There is no shortage of them on the market – from funds that include exotic Queensland islands to LITs that invest in a complex collection of high yield global bonds.

However, when considering any investment it is important to remember that high returns can come with higher risk, the nation’s leading non-bank lender Metrics Credit Partners has cautioned. (After eight years and $8.5 billion of lending, Metrics understands the opportunities and risks in fixed income investments.)

For example, Andrew Lockhart, Managing Partner of Metrics, said staying with local fixed income could be a safer strategy for investors.

“Investors often include international bonds in their portfolios to take advantage of higher interest rates or yields and to diversify their holdings. However, the potentially higher rate of return is accompanied by increased risk arising from adverse currency fluctuations, which can cause investment volatility and ultimately impact returns,” he said.

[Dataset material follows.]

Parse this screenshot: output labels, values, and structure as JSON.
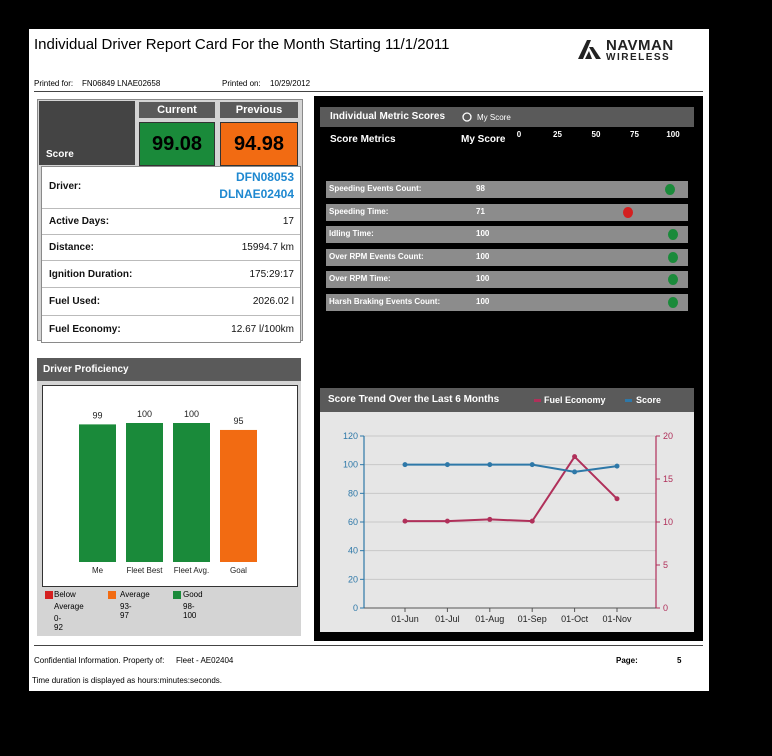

Mr Lockhart said not only does investing in Australian assets remove foreign exchange risk from the equation, but investors were also protected by Australia’s strong corporate insolvency laws.

“Australian law is focused on giving priority to the interests of creditors, especially secured lenders, in comparison to other developed nations such as the US and UK, which are now perceived to be much more focused on the rights of the debtor company.”

Mr Lockhart said credit markets were now at a point in the cycle where risks were becoming more apparent.

“Over the past 10 years businesses across the globe have loaded up on debt, credit quality is deteriorating and compensation for credit risk has declined as yields have collapsed. In short, global credit investors now face a lot more risk, for a lot less return,” he said.

Investors seeking capital stability and reliable income should aim for diversification, he added.

“While corporate loss rates in Australia are low, diversified funds help to manage downside risks by spreading funding across a range of sectors, risk profiles and investment terms.  So do your homework before undertaking any investment and remember – if it seems too good to be true, it probably is.”